Friday, February 21, 2020


Haiku Friday: Birthdays

So, yeah, it is my birthday. I am 128 years old, or something like that (but I am still pretty spry). Please enjoy this photo of me and former Baylor Dean of Chapel Todd Lake enjoying a previous birthday.

We all have them, of course, so let's haiku about birthdays this week! Here, I will go first:

It comes ev'ry year
And yet takes me by surprise;
Where did that year go?

Now it is your turn! Just use the 5/7/5 syllable pattern, and have some fun!

Thursday, February 20, 2020


Political Mayhem Thursday: About those clemencies....

People are pretty irate about President Trumps commutation grant to Crystal Munoz on Tuesday. For those of you who missed it, she has served twelve years in prison for a minor role in a marijuana trafficking scheme. She was pregnant during her trial, and gave birth as a prisoner. She can now go home to her children.

What, what? That's not what people were upset about?

Oh, right, Rod Blagojavich, Michael Milken, Bernard Kerik, Eddie DeBartolo, Jr..... I think those were the ones people were upset about. And I get that. But granting them mercy hurts no one. Blagojavich was the only one still in prison, and he had already done ten years. That's a lot of time.

The problem isn't granting too many clemencies, it's not granting enough. Much more needs to be done so that we are finding all of the other Crystal Munoz's out there. In fact, in this batch, there were several that were justifiable by any measure.  But there needs to be a better process so that the 13,900+ petitions in the current backlog can be evaluated and ruled on. As you know, I have a plan for that...

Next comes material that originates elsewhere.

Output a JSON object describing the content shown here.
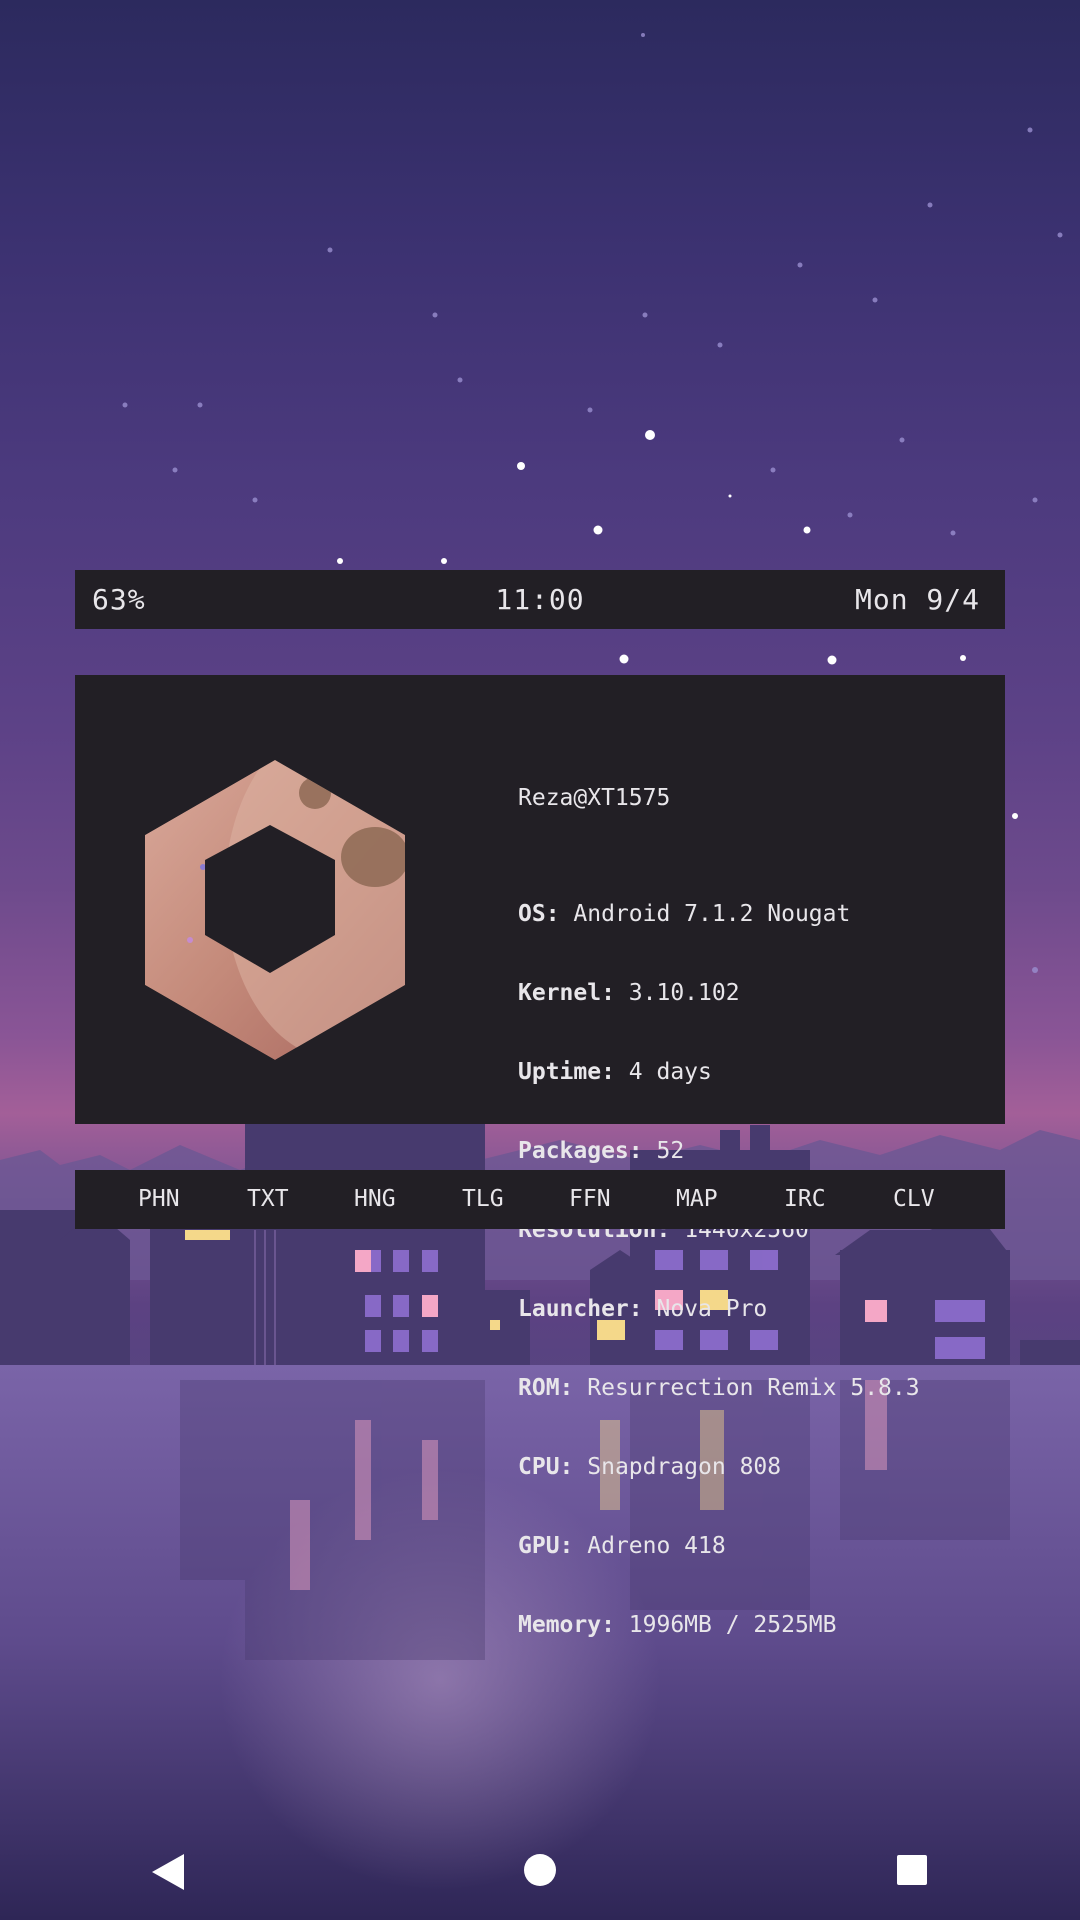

Right now, celebrities and public figures are playing an outsized role in the clemency selection process. The Trump administration is making no secret of that-- in fact, they issued a remarkable press release that literally lists all of the public figures supporting each of the people who received clemency this week. To pick the wackiest one, for example, it reports that the pardon for Bernard Kerik was supported by "Rudy Giuliani, Judge Andrew Napolitano, Geraldo Rivera, [and] Charlie Daniels..."  Charlie Daniels? 

Well, that's where we are. And we might soon be seeing a better way emerge. If nothing else, we should all be happy for Crystal Munoz.